The issue of South African passports being used by terrorists arose after it emerged that Fazul Abdullah Mohammed, the man responsible for the United States Embassy bombings in Nairobi, Kenya, in 1998 and who was killed at a checkpoint in Mogadishu, Somalia’s capital, last week, was carrying a South African passport.
Mohammed was the head of East African militant group al-Shabaab and also had strong links to al-Qaeda in the region. According to a terrorism expert at the Institute for Security Studies, Anneli Botha, “it comes down to corruption at [the department of] home affairs”.
“You can easily get your hands on a legal document through illegal means. I would start looking at the ease with which one can get a driver’s licence or birth certificate as well. If we had more of a focus on terrorism, home affairs officials would place more emphasis on ensuring that the person applying is the same person on the passport. But it’s not a matter of urgency to them.”

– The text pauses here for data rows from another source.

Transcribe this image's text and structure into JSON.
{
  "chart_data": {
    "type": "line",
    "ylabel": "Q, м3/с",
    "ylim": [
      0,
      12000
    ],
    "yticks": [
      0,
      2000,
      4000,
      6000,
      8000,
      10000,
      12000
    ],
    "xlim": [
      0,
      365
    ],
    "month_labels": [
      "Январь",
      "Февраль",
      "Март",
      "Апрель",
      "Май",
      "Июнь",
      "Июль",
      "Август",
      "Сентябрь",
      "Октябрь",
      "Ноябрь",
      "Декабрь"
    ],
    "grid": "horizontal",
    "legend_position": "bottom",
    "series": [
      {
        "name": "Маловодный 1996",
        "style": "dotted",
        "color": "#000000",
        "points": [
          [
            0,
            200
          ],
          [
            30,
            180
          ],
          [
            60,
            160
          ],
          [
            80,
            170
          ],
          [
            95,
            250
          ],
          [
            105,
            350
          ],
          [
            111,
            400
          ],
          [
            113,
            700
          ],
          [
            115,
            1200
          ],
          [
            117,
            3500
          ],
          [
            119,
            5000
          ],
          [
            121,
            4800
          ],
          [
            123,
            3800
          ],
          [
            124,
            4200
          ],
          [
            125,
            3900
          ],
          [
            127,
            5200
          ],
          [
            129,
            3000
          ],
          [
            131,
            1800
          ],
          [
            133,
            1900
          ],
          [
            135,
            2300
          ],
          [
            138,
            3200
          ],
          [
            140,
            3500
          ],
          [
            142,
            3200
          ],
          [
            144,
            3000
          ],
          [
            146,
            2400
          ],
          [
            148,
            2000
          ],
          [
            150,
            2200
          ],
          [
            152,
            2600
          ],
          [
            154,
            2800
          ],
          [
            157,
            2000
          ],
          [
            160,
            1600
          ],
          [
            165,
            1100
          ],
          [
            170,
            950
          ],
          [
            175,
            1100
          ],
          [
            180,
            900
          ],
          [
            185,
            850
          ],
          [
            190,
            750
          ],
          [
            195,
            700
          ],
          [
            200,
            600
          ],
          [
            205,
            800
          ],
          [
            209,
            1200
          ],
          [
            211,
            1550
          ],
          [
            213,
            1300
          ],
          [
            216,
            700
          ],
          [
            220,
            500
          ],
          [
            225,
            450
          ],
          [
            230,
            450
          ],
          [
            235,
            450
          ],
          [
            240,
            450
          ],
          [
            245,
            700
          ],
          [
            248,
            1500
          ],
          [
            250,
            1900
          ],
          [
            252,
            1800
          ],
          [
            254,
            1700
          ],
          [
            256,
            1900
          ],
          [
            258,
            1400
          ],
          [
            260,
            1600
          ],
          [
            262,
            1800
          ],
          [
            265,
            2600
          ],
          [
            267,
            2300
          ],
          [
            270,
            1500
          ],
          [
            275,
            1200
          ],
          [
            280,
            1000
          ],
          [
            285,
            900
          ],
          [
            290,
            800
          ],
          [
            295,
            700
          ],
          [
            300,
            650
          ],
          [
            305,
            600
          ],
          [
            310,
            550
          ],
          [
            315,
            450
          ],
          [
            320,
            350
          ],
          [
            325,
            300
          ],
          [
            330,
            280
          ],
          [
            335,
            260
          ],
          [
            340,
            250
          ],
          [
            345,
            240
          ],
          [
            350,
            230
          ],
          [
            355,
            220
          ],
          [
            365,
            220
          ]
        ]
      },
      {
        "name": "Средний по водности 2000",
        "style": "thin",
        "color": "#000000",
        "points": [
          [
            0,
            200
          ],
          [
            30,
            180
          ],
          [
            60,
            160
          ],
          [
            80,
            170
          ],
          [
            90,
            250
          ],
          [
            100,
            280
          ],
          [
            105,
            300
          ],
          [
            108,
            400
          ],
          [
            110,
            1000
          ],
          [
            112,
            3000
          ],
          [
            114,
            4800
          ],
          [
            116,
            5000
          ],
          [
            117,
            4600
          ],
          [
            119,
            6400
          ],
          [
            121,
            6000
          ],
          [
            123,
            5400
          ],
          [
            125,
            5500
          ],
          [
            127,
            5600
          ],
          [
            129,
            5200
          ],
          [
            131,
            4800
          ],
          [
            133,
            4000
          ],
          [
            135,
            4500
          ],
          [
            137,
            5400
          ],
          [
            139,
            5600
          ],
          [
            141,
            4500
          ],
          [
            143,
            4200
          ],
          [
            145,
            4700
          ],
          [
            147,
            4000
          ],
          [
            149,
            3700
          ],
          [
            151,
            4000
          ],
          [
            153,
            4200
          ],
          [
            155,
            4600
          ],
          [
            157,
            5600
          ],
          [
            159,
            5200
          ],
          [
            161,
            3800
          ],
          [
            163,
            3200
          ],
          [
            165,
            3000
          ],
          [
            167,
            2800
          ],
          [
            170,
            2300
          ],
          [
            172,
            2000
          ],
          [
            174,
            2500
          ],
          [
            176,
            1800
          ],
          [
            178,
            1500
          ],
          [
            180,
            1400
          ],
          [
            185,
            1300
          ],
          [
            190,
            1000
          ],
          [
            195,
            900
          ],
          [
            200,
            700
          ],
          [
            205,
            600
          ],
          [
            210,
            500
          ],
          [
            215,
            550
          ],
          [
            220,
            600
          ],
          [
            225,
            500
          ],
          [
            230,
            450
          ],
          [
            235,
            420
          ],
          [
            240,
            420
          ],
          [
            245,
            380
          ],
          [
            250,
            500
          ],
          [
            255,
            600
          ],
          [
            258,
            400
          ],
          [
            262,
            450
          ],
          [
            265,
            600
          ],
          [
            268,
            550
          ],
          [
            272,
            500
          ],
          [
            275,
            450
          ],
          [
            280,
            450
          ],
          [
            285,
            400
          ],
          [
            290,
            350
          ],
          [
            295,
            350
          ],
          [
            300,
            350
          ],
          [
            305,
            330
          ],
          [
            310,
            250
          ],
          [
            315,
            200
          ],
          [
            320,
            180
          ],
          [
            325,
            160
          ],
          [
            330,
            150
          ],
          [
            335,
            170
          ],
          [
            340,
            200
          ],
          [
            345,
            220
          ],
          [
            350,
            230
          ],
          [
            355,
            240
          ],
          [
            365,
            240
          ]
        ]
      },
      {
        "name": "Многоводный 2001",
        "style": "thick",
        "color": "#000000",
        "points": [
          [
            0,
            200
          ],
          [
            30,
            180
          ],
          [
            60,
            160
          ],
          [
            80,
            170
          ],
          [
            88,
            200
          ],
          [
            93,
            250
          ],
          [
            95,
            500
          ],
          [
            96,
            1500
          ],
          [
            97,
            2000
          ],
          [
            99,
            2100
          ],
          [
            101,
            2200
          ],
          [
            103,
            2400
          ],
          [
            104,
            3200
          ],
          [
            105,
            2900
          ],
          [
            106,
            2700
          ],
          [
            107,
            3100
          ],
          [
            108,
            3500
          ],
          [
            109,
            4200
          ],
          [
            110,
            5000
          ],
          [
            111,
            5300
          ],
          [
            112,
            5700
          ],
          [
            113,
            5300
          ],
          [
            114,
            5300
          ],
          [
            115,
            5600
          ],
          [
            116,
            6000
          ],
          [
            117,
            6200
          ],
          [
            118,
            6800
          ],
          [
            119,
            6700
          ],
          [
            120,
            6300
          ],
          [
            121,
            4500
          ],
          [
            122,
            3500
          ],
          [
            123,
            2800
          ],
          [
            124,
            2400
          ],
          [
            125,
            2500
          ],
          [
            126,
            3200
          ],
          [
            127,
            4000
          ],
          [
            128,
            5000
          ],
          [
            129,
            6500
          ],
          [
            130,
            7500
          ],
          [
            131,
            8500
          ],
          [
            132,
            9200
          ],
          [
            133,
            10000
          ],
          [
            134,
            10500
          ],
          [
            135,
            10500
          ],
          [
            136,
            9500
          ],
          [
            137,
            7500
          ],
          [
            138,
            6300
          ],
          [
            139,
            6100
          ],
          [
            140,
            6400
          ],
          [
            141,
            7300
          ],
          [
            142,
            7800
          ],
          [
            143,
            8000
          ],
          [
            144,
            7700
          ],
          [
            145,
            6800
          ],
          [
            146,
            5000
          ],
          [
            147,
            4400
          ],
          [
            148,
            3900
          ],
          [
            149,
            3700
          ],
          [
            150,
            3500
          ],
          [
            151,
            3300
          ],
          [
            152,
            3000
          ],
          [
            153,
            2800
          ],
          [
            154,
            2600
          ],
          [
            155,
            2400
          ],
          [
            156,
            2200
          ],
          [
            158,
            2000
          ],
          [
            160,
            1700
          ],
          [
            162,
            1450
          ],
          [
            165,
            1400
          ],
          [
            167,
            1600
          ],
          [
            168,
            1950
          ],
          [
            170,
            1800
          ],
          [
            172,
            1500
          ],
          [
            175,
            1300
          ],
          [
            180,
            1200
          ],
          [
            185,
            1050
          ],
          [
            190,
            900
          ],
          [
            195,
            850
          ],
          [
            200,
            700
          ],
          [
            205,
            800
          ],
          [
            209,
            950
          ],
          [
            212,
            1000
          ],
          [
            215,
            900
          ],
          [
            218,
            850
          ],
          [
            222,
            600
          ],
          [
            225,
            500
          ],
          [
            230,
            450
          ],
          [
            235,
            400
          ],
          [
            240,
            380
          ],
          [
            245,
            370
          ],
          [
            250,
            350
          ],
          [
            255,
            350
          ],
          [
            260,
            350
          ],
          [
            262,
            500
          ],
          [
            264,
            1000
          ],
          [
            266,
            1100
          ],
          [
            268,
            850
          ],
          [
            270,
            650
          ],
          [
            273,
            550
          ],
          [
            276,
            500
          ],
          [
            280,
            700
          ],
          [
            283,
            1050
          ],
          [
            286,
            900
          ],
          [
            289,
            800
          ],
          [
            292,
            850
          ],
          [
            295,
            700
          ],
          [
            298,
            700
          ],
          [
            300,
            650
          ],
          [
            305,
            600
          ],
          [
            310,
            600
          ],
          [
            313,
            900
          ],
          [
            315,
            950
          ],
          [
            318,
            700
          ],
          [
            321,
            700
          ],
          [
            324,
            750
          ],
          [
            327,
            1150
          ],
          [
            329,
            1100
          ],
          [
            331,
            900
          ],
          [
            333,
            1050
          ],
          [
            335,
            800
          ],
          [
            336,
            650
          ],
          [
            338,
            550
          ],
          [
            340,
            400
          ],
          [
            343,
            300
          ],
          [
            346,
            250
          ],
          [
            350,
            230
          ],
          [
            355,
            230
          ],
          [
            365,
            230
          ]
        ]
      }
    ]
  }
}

Aside from being able to obtain passports, the ease with which terrorists can get their hands on any fake documentation, such as identity documents, means that they can often use South Africa as a base from which to plan activities, she said.
A source close to American government authorities in South Africa said the embassy was “very concerned”.
“It’s not just the security of passports, it’s also the feeder documents. How is South Africa securing access to the documents that are required to get a passport?”
He said South African documents were also attractive because it is a “neutral country” and South Africans, in general, have easy access around the world because they are known to return home from their travels.
This is not the first time South Africa and South African documents have been used in terrorist activities.
In 2004 Ihsan Garnaoui, a Tunisian al-Qaeda member, told the German police that he was in possession of several South African passports. A year later Haroon Rashid Aswat, the alleged ringleader of the bus bombings in London, was found to have lived in South Africa and to have travelled to the United Kingdom on a South African passport.
And in 2006 a man who entered Britain on a South African passport bearing the fake name of Altaf Ravat was found to be planning to plant bombs on transatlantic aeroplanes. In 2009 one of the Israelis responsible for killing a Hamas leader in a Dubai hotel also took refuge in South Africa.
And now, there is 37-year-old Mohammed, who has been one of the world’s most wanted terrorists for more than a decade after killing more than 200 people and injuring more than 5 000, mostly Kenyan civilians, in the Nairobi bombings.
According to Gus Selassie, the senior Africa analyst at economic research firm IHS Global Insight, Mohammed originated from the Comoros, but is thought to have spent most of his adult life in Somalia. He was fluent in five languages and had more than 20 aliases, using David Robbins on the South Africa passport.
Botha said what was needed to change the situation with South African passports was to “clean house and bring criminal charges against people for corruption in home affairs” and “for people to realise that a few rands are not worth ruining the country’s image”.
According to home affairs director-general Mkuseli Apleni: “The department launched an investigation into the matter in collaboration with relevant law enforcement agencies, including cooperation with our diplomatic mission in Kenya.”
He said the investigations had so far revealed that the passport was fake, not issued by “any lawful South African authority with the responsibility for the issuance of passports” and that “the South African movement control system has no record of any movement in or out of the country at any of our ports of entry by Fazul, using the fake passport”.
Modiri Matthews, the chief director of the immigration inspectorate responsible for investigation, law enforcement and deportation at the department of home affairs, said: “There is no evidence of Mohammed being in the country.
“We’ve had challenges with corruption and syndicates, but we’ve really been tightening up our countercorruption unit,” he said. “There have been people arrested for issuing documents fraudulently.”